Michel Teló e Leonila
Michel Teló e Leonila Foto: Arquivo pessoal
Confiança à prova
Live Michel Teló - Dom, às 13h, no canal do cantor no YouTube e no canal Bis
“O nome da minha mãe é Leonila, mas gosta de ser chamada de Nina. Ela saiu da roça com 22 anos. Roça mesmo, no Rio Grande do Sul, onde ela e os 12 irmãos plantavam tudo para o sustento da família. Quando ela e meu pai foram para Medianeira (PR), onde nasci, ele abatia o gado e ela cuidava do açougue. Depois, no Mato Grosso do Sul, abriram uma padaria. Ela sempre gostou do comércio. Até hoje, tem lojas de confecção. Minha mãe me deixava tocar em bailes com 12 anos, das 23h às 4h. Com 13, eu fazia parte de uma banda e viajava 700km em ônibus de linha.

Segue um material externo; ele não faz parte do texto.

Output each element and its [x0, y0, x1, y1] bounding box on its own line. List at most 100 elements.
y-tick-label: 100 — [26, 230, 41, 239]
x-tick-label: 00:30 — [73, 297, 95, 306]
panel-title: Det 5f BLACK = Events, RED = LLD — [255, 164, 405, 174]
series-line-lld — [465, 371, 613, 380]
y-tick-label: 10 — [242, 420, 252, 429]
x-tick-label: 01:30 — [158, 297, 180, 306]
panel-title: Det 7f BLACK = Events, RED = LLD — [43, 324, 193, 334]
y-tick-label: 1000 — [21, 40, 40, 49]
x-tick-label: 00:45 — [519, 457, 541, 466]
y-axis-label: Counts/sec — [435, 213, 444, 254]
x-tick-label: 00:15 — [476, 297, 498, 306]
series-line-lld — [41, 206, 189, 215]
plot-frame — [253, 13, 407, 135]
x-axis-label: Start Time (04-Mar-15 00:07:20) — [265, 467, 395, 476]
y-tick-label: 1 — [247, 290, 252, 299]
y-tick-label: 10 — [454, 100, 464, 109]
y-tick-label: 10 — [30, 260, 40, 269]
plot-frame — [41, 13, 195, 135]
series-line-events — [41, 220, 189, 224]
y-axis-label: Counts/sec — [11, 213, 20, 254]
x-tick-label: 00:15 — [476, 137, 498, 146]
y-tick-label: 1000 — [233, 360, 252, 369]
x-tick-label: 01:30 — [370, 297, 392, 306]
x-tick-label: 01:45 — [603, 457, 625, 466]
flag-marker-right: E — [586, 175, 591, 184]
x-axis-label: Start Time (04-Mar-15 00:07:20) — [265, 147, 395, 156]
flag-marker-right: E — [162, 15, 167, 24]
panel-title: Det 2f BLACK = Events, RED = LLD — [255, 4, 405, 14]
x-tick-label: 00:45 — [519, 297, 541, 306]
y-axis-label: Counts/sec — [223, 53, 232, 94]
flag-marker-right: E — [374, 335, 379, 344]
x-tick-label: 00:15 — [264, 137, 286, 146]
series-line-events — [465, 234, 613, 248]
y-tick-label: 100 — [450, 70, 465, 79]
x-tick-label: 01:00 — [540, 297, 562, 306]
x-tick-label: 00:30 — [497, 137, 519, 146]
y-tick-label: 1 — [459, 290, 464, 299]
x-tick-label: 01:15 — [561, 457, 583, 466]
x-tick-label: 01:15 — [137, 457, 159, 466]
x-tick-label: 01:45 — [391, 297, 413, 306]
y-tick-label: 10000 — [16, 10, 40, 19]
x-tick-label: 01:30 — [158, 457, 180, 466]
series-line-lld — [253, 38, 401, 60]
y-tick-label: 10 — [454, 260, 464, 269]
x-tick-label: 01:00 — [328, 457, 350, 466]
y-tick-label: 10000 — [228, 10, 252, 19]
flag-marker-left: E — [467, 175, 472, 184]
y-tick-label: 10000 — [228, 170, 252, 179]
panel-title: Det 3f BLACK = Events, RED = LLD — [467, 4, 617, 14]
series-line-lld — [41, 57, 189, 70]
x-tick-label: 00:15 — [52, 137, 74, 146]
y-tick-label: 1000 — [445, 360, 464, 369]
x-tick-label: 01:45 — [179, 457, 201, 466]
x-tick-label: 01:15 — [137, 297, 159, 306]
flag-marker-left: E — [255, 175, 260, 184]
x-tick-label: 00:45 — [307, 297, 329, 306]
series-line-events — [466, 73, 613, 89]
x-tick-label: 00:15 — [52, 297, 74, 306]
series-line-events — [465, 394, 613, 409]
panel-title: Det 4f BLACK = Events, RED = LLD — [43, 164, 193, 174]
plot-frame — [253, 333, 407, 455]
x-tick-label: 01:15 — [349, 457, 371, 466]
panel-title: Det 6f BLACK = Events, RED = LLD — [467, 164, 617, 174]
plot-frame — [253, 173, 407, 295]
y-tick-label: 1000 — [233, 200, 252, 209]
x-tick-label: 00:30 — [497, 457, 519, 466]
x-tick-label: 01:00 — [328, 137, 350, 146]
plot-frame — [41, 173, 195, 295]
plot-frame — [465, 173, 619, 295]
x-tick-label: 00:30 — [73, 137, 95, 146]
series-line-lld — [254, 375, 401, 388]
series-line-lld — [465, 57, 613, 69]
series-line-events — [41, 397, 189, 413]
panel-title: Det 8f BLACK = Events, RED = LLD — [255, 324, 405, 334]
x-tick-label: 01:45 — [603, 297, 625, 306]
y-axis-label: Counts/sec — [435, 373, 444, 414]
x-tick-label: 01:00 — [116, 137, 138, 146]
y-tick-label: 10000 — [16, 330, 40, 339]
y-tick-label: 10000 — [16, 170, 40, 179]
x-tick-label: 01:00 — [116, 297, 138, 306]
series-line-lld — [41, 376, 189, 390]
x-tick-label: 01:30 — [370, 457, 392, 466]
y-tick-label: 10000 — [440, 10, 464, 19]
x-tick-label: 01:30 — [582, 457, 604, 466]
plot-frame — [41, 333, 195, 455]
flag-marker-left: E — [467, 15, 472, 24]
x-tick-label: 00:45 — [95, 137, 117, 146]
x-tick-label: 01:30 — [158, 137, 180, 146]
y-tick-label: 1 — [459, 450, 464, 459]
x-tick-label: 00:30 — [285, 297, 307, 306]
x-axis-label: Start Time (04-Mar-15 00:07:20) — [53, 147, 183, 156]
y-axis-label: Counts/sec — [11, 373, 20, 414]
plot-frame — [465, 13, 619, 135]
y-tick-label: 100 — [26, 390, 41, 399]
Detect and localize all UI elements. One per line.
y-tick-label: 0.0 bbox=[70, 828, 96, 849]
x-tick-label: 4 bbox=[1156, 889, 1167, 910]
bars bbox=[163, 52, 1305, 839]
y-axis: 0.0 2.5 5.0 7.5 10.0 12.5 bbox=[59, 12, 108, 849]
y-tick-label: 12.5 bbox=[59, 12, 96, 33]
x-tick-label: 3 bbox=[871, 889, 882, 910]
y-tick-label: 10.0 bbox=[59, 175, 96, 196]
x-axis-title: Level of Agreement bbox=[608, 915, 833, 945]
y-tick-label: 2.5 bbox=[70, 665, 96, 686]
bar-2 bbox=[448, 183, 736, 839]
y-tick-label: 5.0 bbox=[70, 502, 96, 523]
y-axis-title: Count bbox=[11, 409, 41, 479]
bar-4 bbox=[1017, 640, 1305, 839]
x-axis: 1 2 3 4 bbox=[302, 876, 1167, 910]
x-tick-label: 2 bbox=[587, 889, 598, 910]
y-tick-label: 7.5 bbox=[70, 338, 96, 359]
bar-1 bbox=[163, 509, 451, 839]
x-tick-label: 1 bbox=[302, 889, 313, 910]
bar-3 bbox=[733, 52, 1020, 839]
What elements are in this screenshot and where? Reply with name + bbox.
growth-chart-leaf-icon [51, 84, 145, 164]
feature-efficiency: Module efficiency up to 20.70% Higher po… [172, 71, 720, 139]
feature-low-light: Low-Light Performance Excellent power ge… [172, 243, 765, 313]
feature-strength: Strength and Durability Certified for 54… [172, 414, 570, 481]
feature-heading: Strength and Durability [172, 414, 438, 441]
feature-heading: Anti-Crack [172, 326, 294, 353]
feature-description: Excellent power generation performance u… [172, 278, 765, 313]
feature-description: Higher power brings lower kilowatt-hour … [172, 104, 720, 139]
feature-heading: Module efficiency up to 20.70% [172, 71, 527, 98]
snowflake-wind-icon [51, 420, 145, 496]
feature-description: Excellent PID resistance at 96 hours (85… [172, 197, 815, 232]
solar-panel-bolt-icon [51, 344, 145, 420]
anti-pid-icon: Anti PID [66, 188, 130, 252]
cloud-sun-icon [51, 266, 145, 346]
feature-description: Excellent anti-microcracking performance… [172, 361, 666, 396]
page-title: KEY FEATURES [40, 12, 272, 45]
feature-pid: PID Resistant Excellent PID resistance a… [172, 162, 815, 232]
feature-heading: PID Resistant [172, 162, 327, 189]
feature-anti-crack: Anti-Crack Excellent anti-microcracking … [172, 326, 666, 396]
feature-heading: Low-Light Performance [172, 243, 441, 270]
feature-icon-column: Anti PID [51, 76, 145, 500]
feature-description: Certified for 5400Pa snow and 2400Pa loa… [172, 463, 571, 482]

Era muita confiança dela, em Deus e em mim! E Dona Nina é afinada, canta bonito! Está passando a quarentena na fazenda no Pantanal. Neste Dia das Mães, de manhã cedinho, eu, Thaís (Fersoza, mulher do cantor), as crianças e meus sogros vamos acompanhar a missa, como fazemos todo domingo. Na hora da live, vou cantar ‘Fogão de lenha’, música que minha mãe sempre me pede e com a qual eu me apresentei aos 7 anos, no colégio, numa das primeiras vezes em que subi num palco. Essa transmissão vai ser emocionante, tenho certeza! E depois vamos emendar num almoção comemorativo”.